PORTLAND, ME.- The Portland Museum of Art will open a major, collaborative, and community-driven reinstallation envisioned by museum curators, educators, and an Advisory Committee. Made possible through the generosity of the Terra Foundation for American Art, Maine Community Foundation, Wyeth Foundation for American Art, Unum, and the Friends of the Collection, Passages in American Art is a fundamental reinterpretation of the collection, platforming multiple voices, revealing new ways of looking at some of the museums most beloved works of art, and inviting community members to drive the conversation. Opening May 27, 2023, the project examines the existing collection, and along with recent acquisitions, commissions, and select long-term loans, integrates Atlantic narratives and Indigenous perspectives to expand the story of American art.
The Advisory Committee is made up of members from Akomawt Educational Initiative, Atlantic Black Box, Indigo Arts Alliance, Gulf of Maine Research Institute, and Portland Public Schools, organizations that represent both existing and newly formed relationships with the museum.

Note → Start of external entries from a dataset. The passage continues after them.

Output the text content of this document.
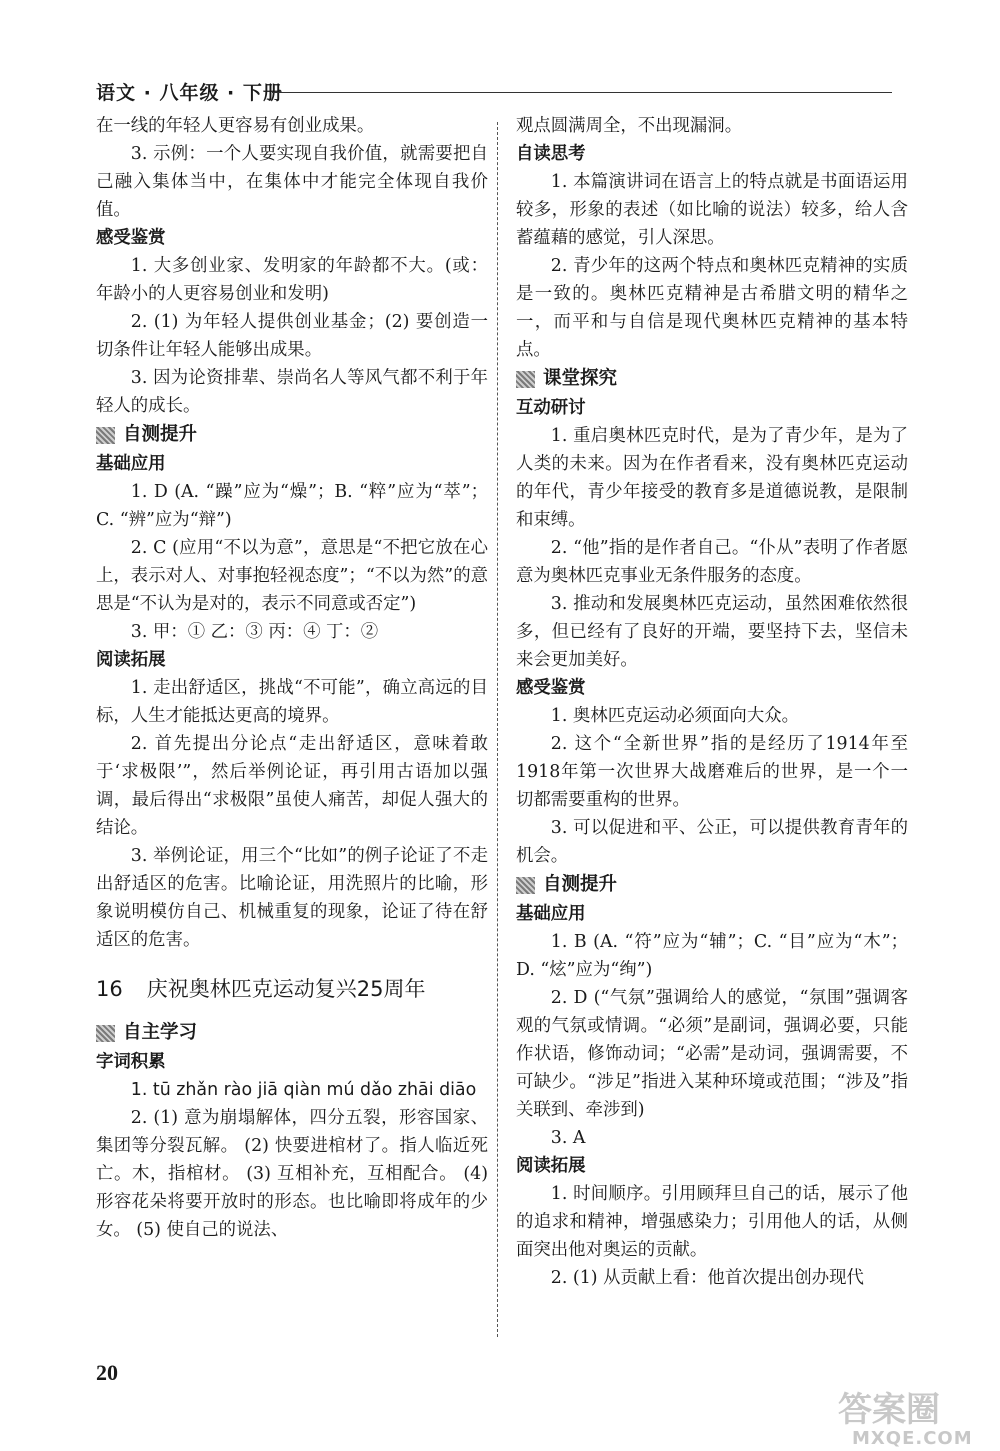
语文 · 八年级 · 下册

在一线的年轻人更容易有创业成果。

3. 示例：一个人要实现自我价值，就需要把自己融入集体当中，在集体中才能完全体现自我价值。

感受鉴赏

1. 大多创业家、发明家的年龄都不大。(或：年龄小的人更容易创业和发明)

2. (1) 为年轻人提供创业基金；(2) 要创造一切条件让年轻人能够出成果。

3. 因为论资排辈、崇尚名人等风气都不利于年轻人的成长。

自测提升
基础应用

1. D (A. “躁”应为“燥”；B. “粹”应为“萃”；C. “辨”应为“辩”)

2. C (应用“不以为意”，意思是“不把它放在心上，表示对人、对事抱轻视态度”；“不以为然”的意思是“不认为是对的，表示不同意或否定”)

3. 甲：① 乙：③ 丙：④ 丁：②

阅读拓展

1. 走出舒适区，挑战“不可能”，确立高远的目标，人生才能抵达更高的境界。

2. 首先提出分论点“走出舒适区，意味着敢于‘求极限’”，然后举例论证，再引用古语加以强调，最后得出“求极限”虽使人痛苦，却促人强大的结论。

3. 举例论证，用三个“比如”的例子论证了不走出舒适区的危害。比喻论证，用洗照片的比喻，形象说明模仿自己、机械重复的现象，论证了待在舒适区的危害。

16 庆祝奥林匹克运动复兴25周年
自主学习
字词积累

1. tū zhǎn rào jiā qiàn mú dǎo zhāi diāo

2. (1) 意为崩塌解体，四分五裂，形容国家、集团等分裂瓦解。 (2) 快要进棺材了。指人临近死亡。木，指棺材。 (3) 互相补充，互相配合。 (4) 形容花朵将要开放时的形态。也比喻即将成年的少女。 (5) 使自己的说法、

观点圆满周全，不出现漏洞。

自读思考

1. 本篇演讲词在语言上的特点就是书面语运用较多，形象的表述（如比喻的说法）较多，给人含蓄蕴藉的感觉，引人深思。

2. 青少年的这两个特点和奥林匹克精神的实质是一致的。奥林匹克精神是古希腊文明的精华之一，而平和与自信是现代奥林匹克精神的基本特点。

课堂探究
互动研讨

1. 重启奥林匹克时代，是为了青少年，是为了人类的未来。因为在作者看来，没有奥林匹克运动的年代，青少年接受的教育多是道德说教，是限制和束缚。

2. “他”指的是作者自己。“仆从”表明了作者愿意为奥林匹克事业无条件服务的态度。

3. 推动和发展奥林匹克运动，虽然困难依然很多，但已经有了良好的开端，要坚持下去，坚信未来会更加美好。

感受鉴赏

1. 奥林匹克运动必须面向大众。

2. 这个“全新世界”指的是经历了1914年至1918年第一次世界大战磨难后的世界，是一个一切都需要重构的世界。

3. 可以促进和平、公正，可以提供教育青年的机会。

自测提升
基础应用

1. B (A. “符”应为“辅”；C. “目”应为“木”；D. “炫”应为“绚”)

2. D (“气氛”强调给人的感觉，“氛围”强调客观的气氛或情调。“必须”是副词，强调必要，只能作状语，修饰动词；“必需”是动词，强调需要，不可缺少。“涉足”指进入某种环境或范围；“涉及”指关联到、牵涉到)

3. A

阅读拓展

1. 时间顺序。引用顾拜旦自己的话，展示了他的追求和精神，增强感染力；引用他人的话，从侧面突出他对奥运的贡献。

2. (1) 从贡献上看：他首次提出创办现代

20
答案圈
MXQE.COM
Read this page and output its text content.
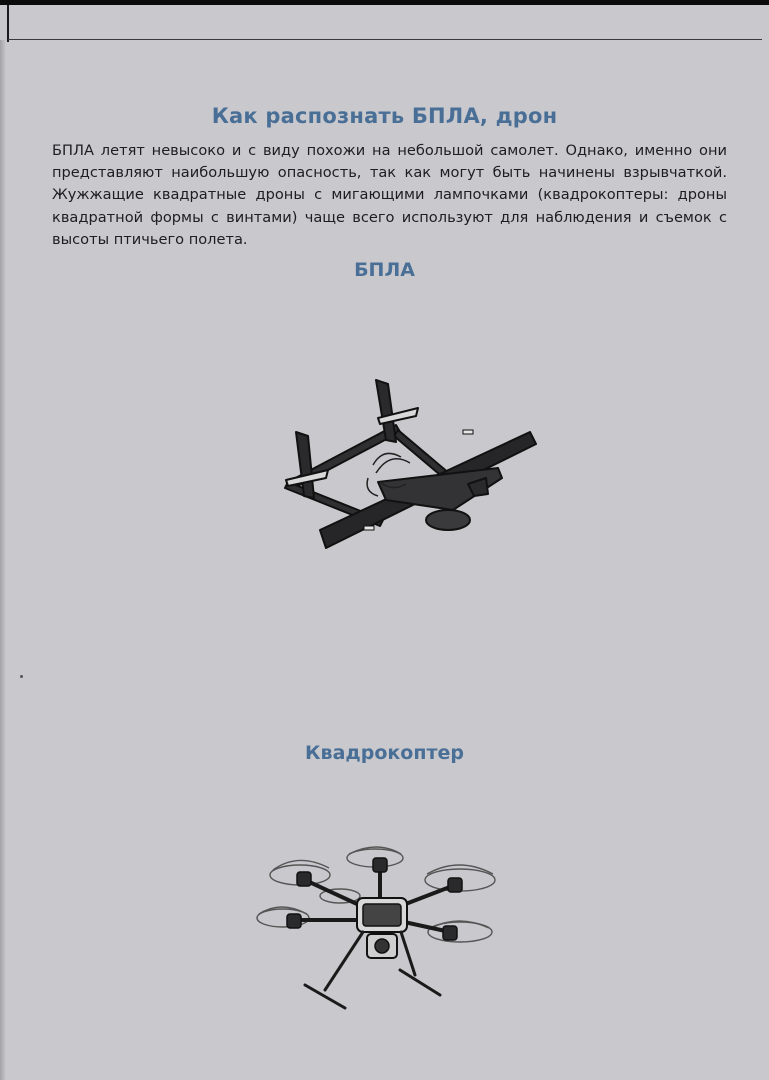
Как распознать БПЛА, дрон

БПЛА летят невысоко и с виду похожи на небольшой самолет. Однако, именно они представляют наибольшую опасность, так как могут быть начинены взрывчаткой. Жужжащие квадратные дроны с мигающими лампочками (квадрокоптеры: дроны квадратной формы с винтами) чаще всего используют для наблюдения и съемок с высоты птичьего полета.

БПЛА
Квадрокоптер
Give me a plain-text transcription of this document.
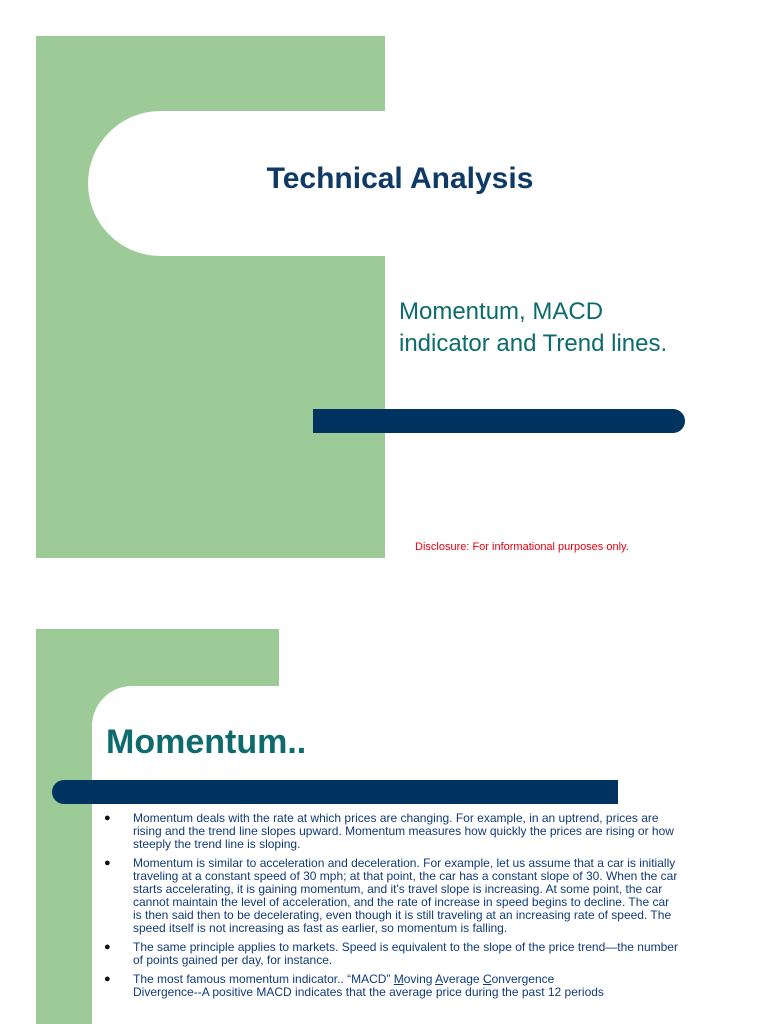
Technical Analysis

Momentum, MACD indicator and Trend lines.

Disclosure: For informational purposes only.

Momentum..
● Momentum deals with the rate at which prices are changing. For example, in an uptrend, prices are rising and the trend line slopes upward. Momentum measures how quickly the prices are rising or how steeply the trend line is sloping.
● Momentum is similar to acceleration and deceleration. For example, let us assume that a car is initially traveling at a constant speed of 30 mph; at that point, the car has a constant slope of 30. When the car starts accelerating, it is gaining momentum, and it's travel slope is increasing. At some point, the car cannot maintain the level of acceleration, and the rate of increase in speed begins to decline. The car is then said then to be decelerating, even though it is still traveling at an increasing rate of speed. The speed itself is not increasing as fast as earlier, so momentum is falling.
● The same principle applies to markets. Speed is equivalent to the slope of the price trend—the number of points gained per day, for instance.
● The most famous momentum indicator.. “MACD” Moving Average Convergence
Divergence--A positive MACD indicates that the average price during the past 12 periods
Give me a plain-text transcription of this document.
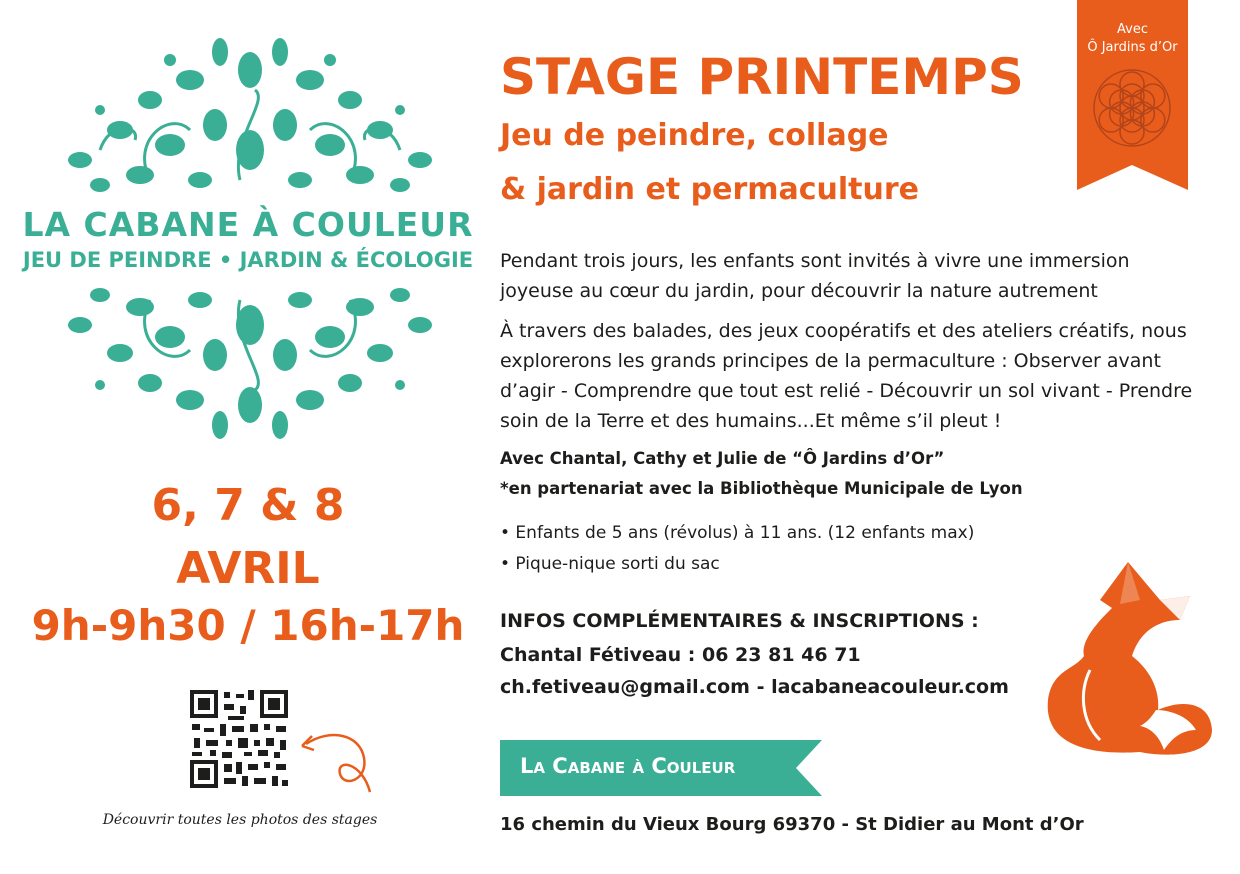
LA CABANE À COULEUR
JEU DE PEINDRE • JARDIN & ÉCOLOGIE
6, 7 & 8
AVRIL
9h-9h30 / 16h-17h
Découvrir toutes les photos des stages
STAGE PRINTEMPS
Jeu de peindre, collage
& jardin et permaculture
Pendant trois jours, les enfants sont invités à vivre une immersion joyeuse au cœur du jardin, pour découvrir la nature autrement
À travers des balades, des jeux coopératifs et des ateliers créatifs, nous explorerons les grands principes de la permaculture : Observer avant d’agir - Comprendre que tout est relié - Découvrir un sol vivant - Prendre soin de la Terre et des humains...Et même s’il pleut !
Avec Chantal, Cathy et Julie de “Ô Jardins d’Or”
*en partenariat avec la Bibliothèque Municipale de Lyon
• Enfants de 5 ans (révolus) à 11 ans. (12 enfants max)
• Pique-nique sorti du sac
INFOS COMPLÉMENTAIRES & INSCRIPTIONS :
Chantal Fétiveau : 06 23 81 46 71
ch.fetiveau@gmail.com - lacabaneacouleur.com
La Cabane à Couleur
16 chemin du Vieux Bourg 69370 - St Didier au Mont d’Or
Avec
Ô Jardins d’Or
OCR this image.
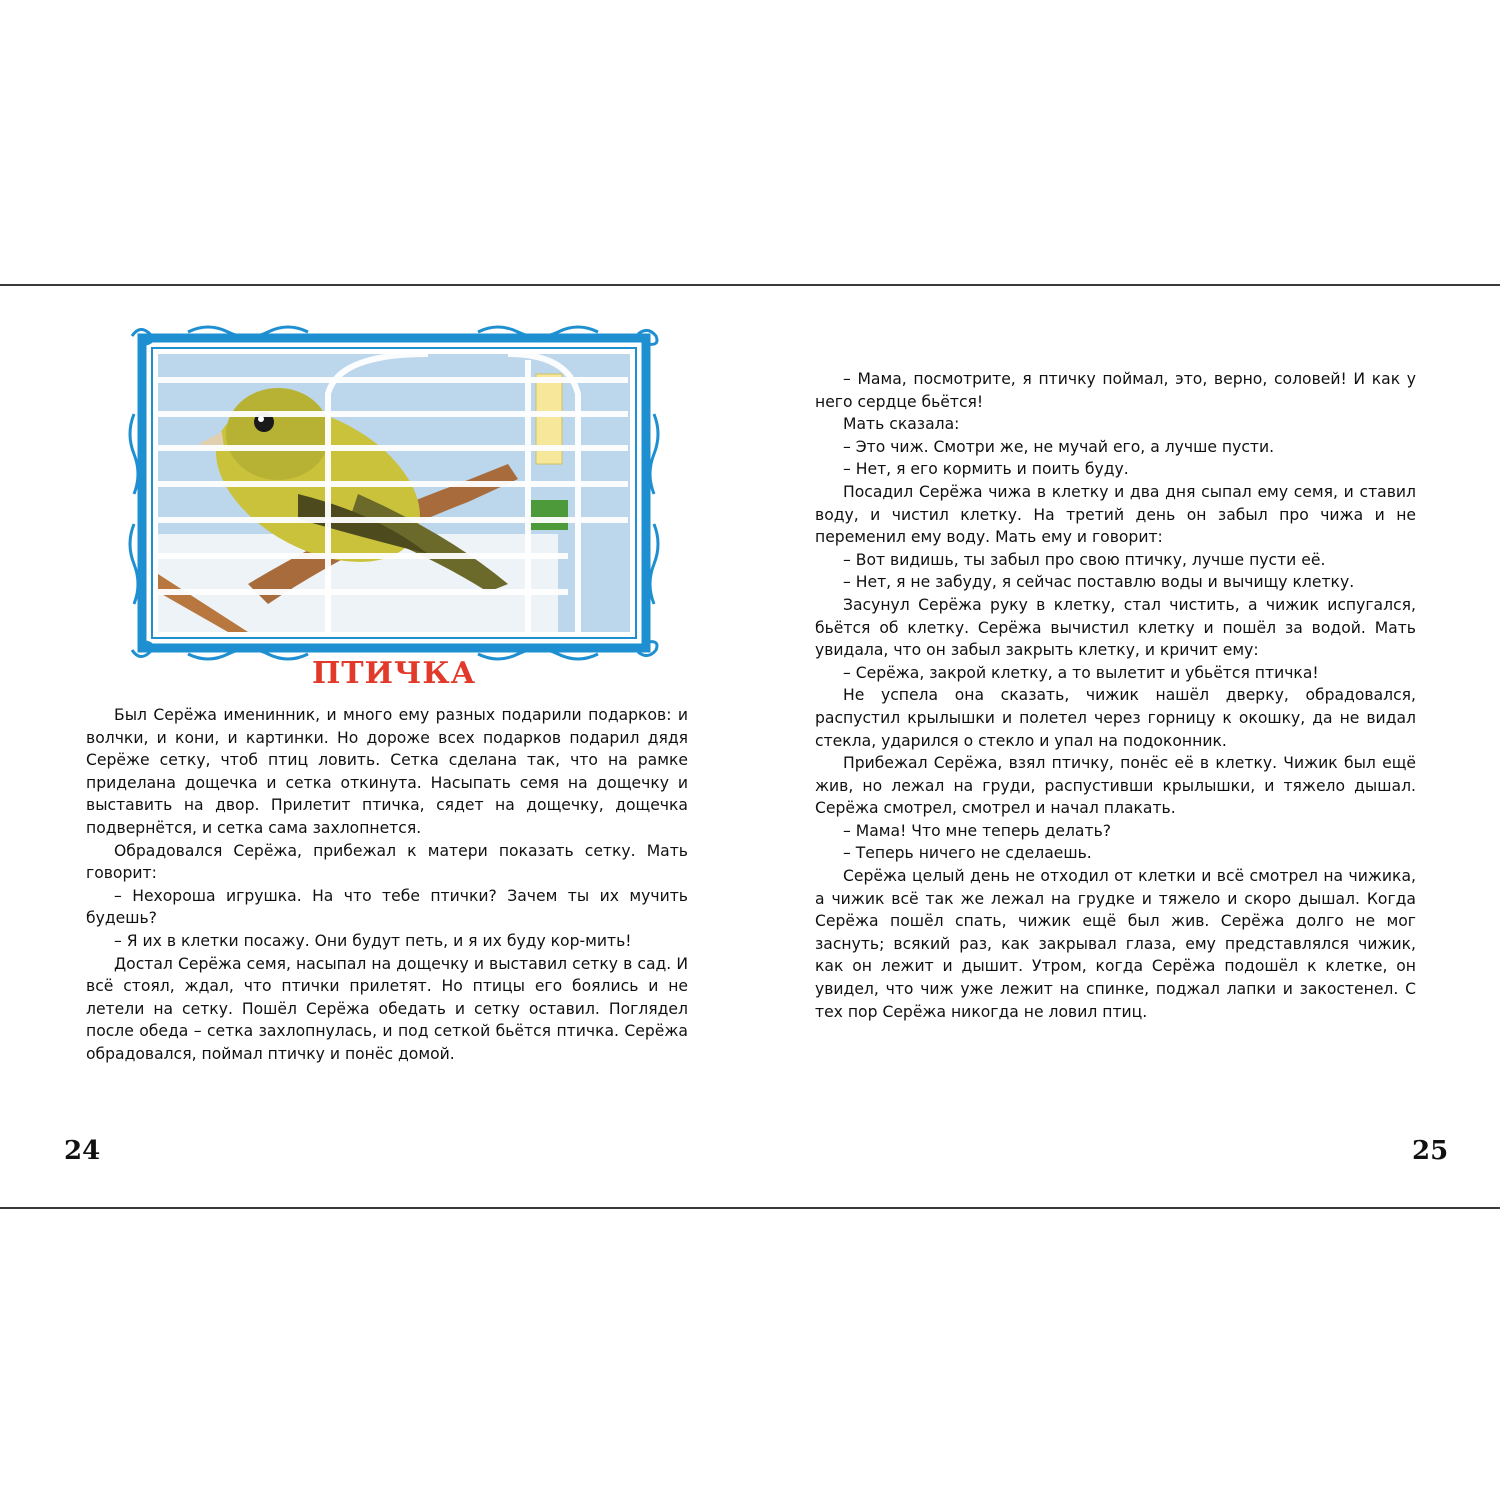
ПТИЧКА

Был Серёжа именинник, и много ему разных подарили подарков: и волчки, и кони, и картинки. Но дороже всех подарков подарил дядя Серёже сетку, чтоб птиц ловить. Сетка сделана так, что на рамке приделана дощечка и сетка откинута. Насыпать семя на дощечку и выставить на двор. Прилетит птичка, сядет на дощечку, дощечка подвернётся, и сетка сама захлопнется.

Обрадовался Серёжа, прибежал к матери показать сетку. Мать говорит:

– Нехороша игрушка. На что тебе птички? Зачем ты их мучить будешь?

– Я их в клетки посажу. Они будут петь, и я их буду кор-мить!

Достал Серёжа семя, насыпал на дощечку и выставил сетку в сад. И всё стоял, ждал, что птички прилетят. Но птицы его боялись и не летели на сетку. Пошёл Серёжа обедать и сетку оставил. Поглядел после обеда – сетка захлопнулась, и под сеткой бьётся птичка. Серёжа обрадовался, поймал птичку и понёс домой.

24

– Мама, посмотрите, я птичку поймал, это, верно, соловей! И как у него сердце бьётся!

Мать сказала:

– Это чиж. Смотри же, не мучай его, а лучше пусти.

– Нет, я его кормить и поить буду.

Посадил Серёжа чижа в клетку и два дня сыпал ему семя, и ставил воду, и чистил клетку. На третий день он забыл про чижа и не переменил ему воду. Мать ему и говорит:

– Вот видишь, ты забыл про свою птичку, лучше пусти её.

– Нет, я не забуду, я сейчас поставлю воды и вычищу клетку.

Засунул Серёжа руку в клетку, стал чистить, а чижик испугался, бьётся об клетку. Серёжа вычистил клетку и пошёл за водой. Мать увидала, что он забыл закрыть клетку, и кричит ему:

– Серёжа, закрой клетку, а то вылетит и убьётся птичка!

Не успела она сказать, чижик нашёл дверку, обрадовался, распустил крылышки и полетел через горницу к окошку, да не видал стекла, ударился о стекло и упал на подоконник.

Прибежал Серёжа, взял птичку, понёс её в клетку. Чижик был ещё жив, но лежал на груди, распустивши крылышки, и тяжело дышал. Серёжа смотрел, смотрел и начал плакать.

– Мама! Что мне теперь делать?

– Теперь ничего не сделаешь.

Серёжа целый день не отходил от клетки и всё смотрел на чижика, а чижик всё так же лежал на грудке и тяжело и скоро дышал. Когда Серёжа пошёл спать, чижик ещё был жив. Серёжа долго не мог заснуть; всякий раз, как закрывал глаза, ему представлялся чижик, как он лежит и дышит. Утром, когда Серёжа подошёл к клетке, он увидел, что чиж уже лежит на спинке, поджал лапки и закостенел. С тех пор Серёжа никогда не ловил птиц.

25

With the generosity and expertise of these thought-partners, Passages in American Art became a responsive installation honoring multiple truths, complexities, and understandings.
With the vital support of the Terra Foundation for American Art, we are committed to thinking in collaborative, cross-cultural, and multidisciplinary ways to foreground how our collection can be a starting point for engaging with important questions: from considering legacies of colonialism and slavery, to exploring the very definition of America, and researching artistic resonances with climate change, says Shalini Le Gall, Chief Curator, Susan Donnell and Harry W. Konkel Curator of European Art.
The Reinstallation:
The reinstallation highlights both major and lesser-known works in the PMAs holdings and places them in conversation with one another across the second floor of the museum. By bringing contemporary and historical works together, Passages aims to spark connections and ideas for future action around the many themes, issues, and histories on view.
The word passages speaks to the interconnected facets of the reinstallation, all of which engage diverse stories of water and land. From canoe portages traversed by Wabanaki nations through the Land of the Dawn (Maine and Maritime Canada) to the migration of sea-run fish and the human disruption of their waterways; from the Middle Passage endured by millions of enslaved Africans across the Atlantic Ocean to the passage of laws, tides, and time.
The movement that passages evokes can be associated with travel and arrival, gesturing to the legacy of global trade networks, slavery, and colonization in the Americas. The works on view in Passages invite us to consider our own relationship to these histories, to ask questions, connect the past with the present, and celebrate the beauty, knowledge, and resilience that art provides amidst profound change and upheaval, says Ramey Mize, Assistant Curator of American Art. This installation, in its effort to expand the boundaries of what we consider to be American art, is evolving and ongoing. Over the coming years, new stories, ideas, and works of art will be introduced throughout the galleries, highlighting the many possibilities that this project has opened.
The exhibition has been built through a long-term approach to help transform the space for PMA visitors, educators, and students and is accompanied by over 30 interviews with artists, community members, and collaborators which will be accessible by text, audio guide, a reflection space, and an in-gallery video.